Jeep Attracts New Twitter Users for Chance to Win, But Will They Stay?



The first phase of the Jeep “Tweet-To-Win” contest concluded last Friday. Five people were the first to answer trivia questions on Twitter before anyone else and thus won trips to the New York Auto Show. The five winners will now have a chance to search a giant sandpit to locate a Tiki idol that wins the finder a new Jeep Wrangler Islander edition.

If this sounds vaguely familiar, I covered this story before the contest started and now it’s time to see how the contest performed for Jeep on Twitter.

The contest ran from March 15-19. The first person to correctly Tweet the answer along with the hashtag #NYIAS (referencing the New York International Auto Show) was the winner that day. The Jeep Facebook page announced everyday when the trivia question was going to be asked on the @Jeep Twitter account.

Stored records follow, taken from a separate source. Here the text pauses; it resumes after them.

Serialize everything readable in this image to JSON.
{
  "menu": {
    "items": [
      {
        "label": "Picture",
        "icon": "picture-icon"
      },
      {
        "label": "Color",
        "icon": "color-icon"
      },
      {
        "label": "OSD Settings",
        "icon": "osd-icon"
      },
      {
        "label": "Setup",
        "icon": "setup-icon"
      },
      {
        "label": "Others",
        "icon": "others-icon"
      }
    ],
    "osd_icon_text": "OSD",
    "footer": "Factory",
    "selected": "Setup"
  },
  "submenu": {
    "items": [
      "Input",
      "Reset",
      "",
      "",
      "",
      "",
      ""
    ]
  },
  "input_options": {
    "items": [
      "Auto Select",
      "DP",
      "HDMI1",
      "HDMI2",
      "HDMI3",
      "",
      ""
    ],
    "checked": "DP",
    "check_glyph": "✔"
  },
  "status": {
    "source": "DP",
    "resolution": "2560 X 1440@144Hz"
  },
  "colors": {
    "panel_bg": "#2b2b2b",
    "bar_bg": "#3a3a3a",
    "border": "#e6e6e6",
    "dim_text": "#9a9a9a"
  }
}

I noticed several Jeep Facebook fans commenting how they were disappointed the contest was on Twitter and not Facebook. Some fans decided to join Twitter so they could participate and Jeep’s Twitter followers went from 2,307 on 3/14 to 3,646 on 3/20, resulting in an increase of 1,339 followers during the event.


Quite a few of the new followers are new Twitter users too. Several people joined Twitter just to participate in the contest. One contest winner even updated his Twitter profile after winning and Tweeting 17 times with the words, “I have stopped updating Twitter. Unfortunately I have better things to do. :)” Three of the five winners had never used Twitter before and a fourth had a dormant account that hadn’t been used since last December.

This all raises the question: If the contest generates a decent bump in followers, but ones who are not active in the community and are simply there just for your contest and once the contest is over they leave the social platform, was it really an effective way to build your brand's presence in the community?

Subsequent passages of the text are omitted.